South African Foreign Minister Naledi Pandor, at a separate news conference, said the recall of diplomats is a signal that there is “a great deal of harm and concern to a country.”

She added: “We are extremely concerned at the continued killing of children and innocent civilians in the Palestinian territory. We believe the nature of response by Israel has become one of collective punishment, which falls fully outside of the practice of international humanitarian and international human rights law.”

The Palestinian embassy in South Africa said it welcomed the “decisive action” by the government to recall its diplomats. But a spokesperson for Israel’s foreign ministry, Lior Haiat, said the South African decision was “a victory for the Hamas terrorist organization.”

Iran, a long-standing enemy of Israel, praised South Africa for its recent actions. Iranian Foreign Minister Hossein Amir-Abdollahian, in a statement on Monday, said the country was grateful to South Africa for its “commendable action” in supporting Palestinians, and for its calls for the International Criminal Court to take action against Israel.

South Africa was slow to criticize Hamas or express sympathy for the Israeli victims after the Hamas attack on Oct. 7. In a statement Saturday, for example, South Africa’s International Relations Department referred to the estimated 1,400 victims of the Hamas attack as “settlers and soldiers” – ignoring the hundreds of children, women and elderly people who were killed or abducted.

At a meeting last month, President Cyril Ramaphosa and other senior members of South Africa’s ruling party, the African National Congress, wore black clothing and Palestinian kaffiyehs to express their solidarity with the Palestinian cause. Some also waved the Palestinian flag.
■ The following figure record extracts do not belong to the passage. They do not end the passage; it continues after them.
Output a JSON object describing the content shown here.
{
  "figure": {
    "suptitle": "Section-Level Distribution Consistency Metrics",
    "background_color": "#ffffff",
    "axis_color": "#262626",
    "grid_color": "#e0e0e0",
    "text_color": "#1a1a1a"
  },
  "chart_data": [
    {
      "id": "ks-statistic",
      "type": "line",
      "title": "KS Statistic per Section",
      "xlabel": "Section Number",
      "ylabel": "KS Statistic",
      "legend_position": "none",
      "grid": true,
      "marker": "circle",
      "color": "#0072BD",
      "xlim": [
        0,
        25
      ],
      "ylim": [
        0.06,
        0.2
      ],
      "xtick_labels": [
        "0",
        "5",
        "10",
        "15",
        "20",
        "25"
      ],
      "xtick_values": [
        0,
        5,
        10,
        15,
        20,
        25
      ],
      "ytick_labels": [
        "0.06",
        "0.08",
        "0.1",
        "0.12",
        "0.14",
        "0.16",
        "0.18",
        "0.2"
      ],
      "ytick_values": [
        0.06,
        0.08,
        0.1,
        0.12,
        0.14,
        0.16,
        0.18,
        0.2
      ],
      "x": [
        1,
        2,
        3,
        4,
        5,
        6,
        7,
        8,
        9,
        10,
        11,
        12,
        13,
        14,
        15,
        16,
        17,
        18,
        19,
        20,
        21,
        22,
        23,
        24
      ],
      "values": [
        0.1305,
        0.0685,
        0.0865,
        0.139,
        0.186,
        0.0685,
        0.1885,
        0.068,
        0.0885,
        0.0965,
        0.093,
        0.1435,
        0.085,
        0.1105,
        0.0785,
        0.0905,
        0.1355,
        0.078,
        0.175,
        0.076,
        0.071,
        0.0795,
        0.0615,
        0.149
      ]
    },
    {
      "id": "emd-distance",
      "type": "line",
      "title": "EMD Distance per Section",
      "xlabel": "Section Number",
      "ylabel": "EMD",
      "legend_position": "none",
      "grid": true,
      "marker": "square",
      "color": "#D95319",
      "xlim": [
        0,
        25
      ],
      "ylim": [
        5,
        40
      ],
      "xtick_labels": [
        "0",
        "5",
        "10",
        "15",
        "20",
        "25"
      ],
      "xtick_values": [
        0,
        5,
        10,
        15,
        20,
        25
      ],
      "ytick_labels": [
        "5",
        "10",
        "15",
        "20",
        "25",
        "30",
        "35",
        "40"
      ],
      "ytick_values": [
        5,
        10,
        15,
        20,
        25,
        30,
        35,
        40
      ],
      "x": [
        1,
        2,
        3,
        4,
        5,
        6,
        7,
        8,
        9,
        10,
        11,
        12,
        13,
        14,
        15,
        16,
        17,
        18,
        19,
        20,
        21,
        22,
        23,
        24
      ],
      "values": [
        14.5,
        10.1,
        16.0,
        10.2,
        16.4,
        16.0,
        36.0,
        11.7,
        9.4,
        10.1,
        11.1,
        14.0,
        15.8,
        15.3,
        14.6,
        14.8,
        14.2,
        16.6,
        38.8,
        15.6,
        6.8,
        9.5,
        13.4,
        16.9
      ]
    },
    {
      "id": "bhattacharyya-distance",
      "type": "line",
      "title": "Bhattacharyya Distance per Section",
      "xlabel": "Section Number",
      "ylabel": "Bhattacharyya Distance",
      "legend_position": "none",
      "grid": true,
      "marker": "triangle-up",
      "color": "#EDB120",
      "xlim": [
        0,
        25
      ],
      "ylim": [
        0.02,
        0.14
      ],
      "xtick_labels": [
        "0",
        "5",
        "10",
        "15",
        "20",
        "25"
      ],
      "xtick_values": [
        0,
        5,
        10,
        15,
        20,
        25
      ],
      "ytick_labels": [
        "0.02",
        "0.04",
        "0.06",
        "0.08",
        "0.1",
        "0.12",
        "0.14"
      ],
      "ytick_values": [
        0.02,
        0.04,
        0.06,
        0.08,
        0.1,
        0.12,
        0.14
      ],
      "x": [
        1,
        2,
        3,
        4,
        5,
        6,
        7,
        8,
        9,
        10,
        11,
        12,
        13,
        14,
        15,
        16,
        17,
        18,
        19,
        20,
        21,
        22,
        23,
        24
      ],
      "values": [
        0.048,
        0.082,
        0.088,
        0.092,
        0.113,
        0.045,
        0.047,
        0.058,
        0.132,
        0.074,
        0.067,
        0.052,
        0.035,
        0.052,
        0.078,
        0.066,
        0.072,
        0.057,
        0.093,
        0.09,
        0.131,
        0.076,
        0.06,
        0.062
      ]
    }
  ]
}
The ANC has always viewed the plight of the Palestinians as being similar to its own fight for the liberation of South Africa’s black majority from the oppression of apartheid.

The Palestinians are “waging a war against a government that has been dubbed an apartheid state,” Mr. Ramaphosa told journalists during the ANC meeting last month. “As people and an organization that has struggled against an oppressive regime of apartheid, we pledge solidarity with the Palestinian people.”